Biology and Management of Dogfish Sharks
32. Sequel of the Directed Fishery for Spiny Dogfish (Spurdog) in the 1980s off the West Coast of Ireland
Edward Fahy, Peter Green, Lisa Borges, Ayesha Power, and Edgar McGuinness
doi: https://doi.org/10.47886/9781934874073.ch33
Abstract.—The Northeast Atlantic contains one stock of spiny dogfish Squalus acanthias (also known as spurdog), which has been in decline since the 1960s. Landings reached a peak of 55,600 metric tons (mt) in 1963; 24 years later they had fallen to 44,600 mt and 12 years after that to 9,800 mt. The last phase of steep decline commenced in 1987 and coincided with heavy landings from mainly the Celtic Seas of which Ireland took a substantial share in a gill-net fishery off its southwest coast. At first the Irish gill-net fishery harvested predominantly female and pregnant spiny dogfish but the characteristics of the landings rapidly changed.

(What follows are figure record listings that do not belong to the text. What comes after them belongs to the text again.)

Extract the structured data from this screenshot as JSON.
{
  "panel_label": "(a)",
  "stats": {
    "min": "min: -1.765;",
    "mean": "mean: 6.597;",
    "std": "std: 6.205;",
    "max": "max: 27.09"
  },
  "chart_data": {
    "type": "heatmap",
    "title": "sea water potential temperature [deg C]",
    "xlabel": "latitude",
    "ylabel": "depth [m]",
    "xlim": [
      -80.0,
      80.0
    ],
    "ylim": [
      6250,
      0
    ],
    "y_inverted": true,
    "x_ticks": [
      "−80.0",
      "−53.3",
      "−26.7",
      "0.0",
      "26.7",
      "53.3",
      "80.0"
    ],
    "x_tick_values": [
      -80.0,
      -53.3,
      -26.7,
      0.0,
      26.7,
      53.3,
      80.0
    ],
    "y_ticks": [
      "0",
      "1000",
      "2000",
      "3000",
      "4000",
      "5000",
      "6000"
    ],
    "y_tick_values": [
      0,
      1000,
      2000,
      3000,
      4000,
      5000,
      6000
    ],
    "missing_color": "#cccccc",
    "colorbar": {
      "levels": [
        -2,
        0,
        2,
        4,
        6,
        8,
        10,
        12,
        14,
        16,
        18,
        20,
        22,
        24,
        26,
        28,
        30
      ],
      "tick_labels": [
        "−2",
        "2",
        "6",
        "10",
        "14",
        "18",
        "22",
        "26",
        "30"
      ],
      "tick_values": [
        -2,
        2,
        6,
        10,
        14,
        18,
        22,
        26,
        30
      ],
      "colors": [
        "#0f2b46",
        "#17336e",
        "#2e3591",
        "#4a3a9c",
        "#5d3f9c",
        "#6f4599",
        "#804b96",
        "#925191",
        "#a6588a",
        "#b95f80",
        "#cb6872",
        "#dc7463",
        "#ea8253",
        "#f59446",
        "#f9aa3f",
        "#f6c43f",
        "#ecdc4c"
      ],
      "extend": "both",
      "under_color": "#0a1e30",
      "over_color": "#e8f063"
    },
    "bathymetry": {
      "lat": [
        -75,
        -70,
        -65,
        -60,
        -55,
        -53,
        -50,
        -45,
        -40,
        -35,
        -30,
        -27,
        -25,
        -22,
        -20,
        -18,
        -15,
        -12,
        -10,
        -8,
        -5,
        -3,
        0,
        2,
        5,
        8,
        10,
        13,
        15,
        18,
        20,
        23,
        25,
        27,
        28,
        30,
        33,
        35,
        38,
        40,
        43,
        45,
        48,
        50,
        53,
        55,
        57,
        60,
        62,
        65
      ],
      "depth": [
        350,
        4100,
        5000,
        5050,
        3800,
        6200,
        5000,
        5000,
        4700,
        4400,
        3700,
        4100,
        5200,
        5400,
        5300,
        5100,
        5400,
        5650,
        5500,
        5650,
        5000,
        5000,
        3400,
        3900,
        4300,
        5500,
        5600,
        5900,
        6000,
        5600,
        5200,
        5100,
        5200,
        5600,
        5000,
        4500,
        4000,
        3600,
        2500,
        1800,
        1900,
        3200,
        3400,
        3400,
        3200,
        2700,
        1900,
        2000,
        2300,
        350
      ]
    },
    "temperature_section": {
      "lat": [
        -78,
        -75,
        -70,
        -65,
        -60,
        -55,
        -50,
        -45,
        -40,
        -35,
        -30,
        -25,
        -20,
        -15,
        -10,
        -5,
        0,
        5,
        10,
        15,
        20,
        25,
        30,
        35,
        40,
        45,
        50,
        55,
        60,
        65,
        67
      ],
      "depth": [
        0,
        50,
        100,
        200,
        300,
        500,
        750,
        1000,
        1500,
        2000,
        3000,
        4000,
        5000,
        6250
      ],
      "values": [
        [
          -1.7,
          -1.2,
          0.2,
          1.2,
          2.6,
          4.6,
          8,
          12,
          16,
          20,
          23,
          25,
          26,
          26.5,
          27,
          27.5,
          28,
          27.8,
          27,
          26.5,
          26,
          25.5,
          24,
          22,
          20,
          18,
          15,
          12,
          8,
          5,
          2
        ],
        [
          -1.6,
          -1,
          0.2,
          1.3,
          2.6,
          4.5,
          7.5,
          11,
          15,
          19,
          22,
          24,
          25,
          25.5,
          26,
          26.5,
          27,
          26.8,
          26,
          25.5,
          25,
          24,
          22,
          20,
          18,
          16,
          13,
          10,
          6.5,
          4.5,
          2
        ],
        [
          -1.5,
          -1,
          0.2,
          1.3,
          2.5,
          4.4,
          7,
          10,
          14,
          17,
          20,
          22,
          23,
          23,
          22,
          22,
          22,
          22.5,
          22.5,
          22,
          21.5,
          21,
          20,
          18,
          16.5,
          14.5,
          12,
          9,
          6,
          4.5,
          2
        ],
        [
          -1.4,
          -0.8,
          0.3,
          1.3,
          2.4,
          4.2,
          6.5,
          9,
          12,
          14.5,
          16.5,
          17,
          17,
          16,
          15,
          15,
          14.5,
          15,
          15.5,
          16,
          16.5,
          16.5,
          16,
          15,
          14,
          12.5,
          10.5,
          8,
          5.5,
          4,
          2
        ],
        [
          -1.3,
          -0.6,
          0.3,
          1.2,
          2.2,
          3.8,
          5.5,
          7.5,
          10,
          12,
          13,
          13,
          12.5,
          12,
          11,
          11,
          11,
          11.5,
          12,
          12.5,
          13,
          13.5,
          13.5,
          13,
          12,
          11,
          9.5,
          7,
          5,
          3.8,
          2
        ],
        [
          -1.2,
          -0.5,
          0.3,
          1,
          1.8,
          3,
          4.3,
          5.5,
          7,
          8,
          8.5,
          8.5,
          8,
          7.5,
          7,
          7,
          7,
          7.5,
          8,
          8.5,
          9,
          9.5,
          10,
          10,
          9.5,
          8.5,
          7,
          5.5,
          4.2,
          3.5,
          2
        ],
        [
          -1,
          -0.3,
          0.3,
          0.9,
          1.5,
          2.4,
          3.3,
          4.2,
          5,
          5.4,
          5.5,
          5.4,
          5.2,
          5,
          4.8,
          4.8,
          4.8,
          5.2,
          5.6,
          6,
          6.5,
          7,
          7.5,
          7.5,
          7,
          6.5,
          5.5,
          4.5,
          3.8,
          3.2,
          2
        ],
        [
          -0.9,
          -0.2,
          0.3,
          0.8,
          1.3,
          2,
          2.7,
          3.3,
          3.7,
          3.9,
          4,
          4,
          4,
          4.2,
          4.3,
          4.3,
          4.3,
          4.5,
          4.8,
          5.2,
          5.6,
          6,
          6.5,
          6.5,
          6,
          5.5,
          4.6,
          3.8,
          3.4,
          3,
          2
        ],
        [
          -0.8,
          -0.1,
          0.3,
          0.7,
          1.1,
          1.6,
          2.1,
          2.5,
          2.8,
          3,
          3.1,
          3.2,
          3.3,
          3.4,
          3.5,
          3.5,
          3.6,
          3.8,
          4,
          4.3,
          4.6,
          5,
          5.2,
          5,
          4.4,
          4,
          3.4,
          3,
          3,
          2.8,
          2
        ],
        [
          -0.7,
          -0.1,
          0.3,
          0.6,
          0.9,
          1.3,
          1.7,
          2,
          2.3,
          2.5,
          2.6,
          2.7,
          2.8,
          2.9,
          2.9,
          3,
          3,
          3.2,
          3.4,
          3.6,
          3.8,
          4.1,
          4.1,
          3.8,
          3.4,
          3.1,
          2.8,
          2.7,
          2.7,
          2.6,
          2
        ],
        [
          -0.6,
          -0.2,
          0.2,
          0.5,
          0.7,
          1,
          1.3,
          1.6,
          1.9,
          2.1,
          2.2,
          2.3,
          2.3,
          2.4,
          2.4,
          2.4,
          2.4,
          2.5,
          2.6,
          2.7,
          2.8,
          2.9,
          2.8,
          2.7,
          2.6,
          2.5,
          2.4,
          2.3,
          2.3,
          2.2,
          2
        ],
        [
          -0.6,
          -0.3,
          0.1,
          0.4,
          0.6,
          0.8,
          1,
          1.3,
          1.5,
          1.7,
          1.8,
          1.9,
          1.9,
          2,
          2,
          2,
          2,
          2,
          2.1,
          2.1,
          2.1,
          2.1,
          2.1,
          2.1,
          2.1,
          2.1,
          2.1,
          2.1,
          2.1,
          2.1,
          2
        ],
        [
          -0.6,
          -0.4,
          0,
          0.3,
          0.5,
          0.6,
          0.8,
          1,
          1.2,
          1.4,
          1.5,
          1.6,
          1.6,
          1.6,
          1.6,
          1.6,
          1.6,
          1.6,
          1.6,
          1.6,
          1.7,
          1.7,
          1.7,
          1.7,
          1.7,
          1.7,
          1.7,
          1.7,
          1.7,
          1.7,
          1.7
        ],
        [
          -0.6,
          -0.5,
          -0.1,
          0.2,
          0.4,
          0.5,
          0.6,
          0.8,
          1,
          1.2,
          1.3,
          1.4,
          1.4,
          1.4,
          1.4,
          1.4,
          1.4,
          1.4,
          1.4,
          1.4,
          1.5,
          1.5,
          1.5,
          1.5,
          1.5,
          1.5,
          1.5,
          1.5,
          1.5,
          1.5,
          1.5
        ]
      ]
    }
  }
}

Biological data from the southwest Ireland spiny dogfish fishery of the late 1980s are reviewed and additional data are assembled on commercial landings (to 2004), landings per recreational rod-angler-day (1978–2004), indications of the location of newly born pups from discard surveys and the changing distribution of pregnant females (1955–2004). The southwest Ireland fishery was conducted on an important pupping ground in the Celtic Sea. Tagging work demonstrated that the species follows a slow, clockwise migration northwards along the west coast of Ireland and eventually into the North Sea. Two pulses of recruitment, the second much smaller than the first, are tentatively identified, although the rapid fluctuations in the biological characteristics of the landings may indicate a more complex pattern.
Female spawning stock biomass was targeted in the Irish gill-net fishery of the 1980s. Large females subsequently disappeared from the sea area to the north of the fishery. An argument is made that the Irish gill-net fishery intercepted migrations of dogfish to the North Sea.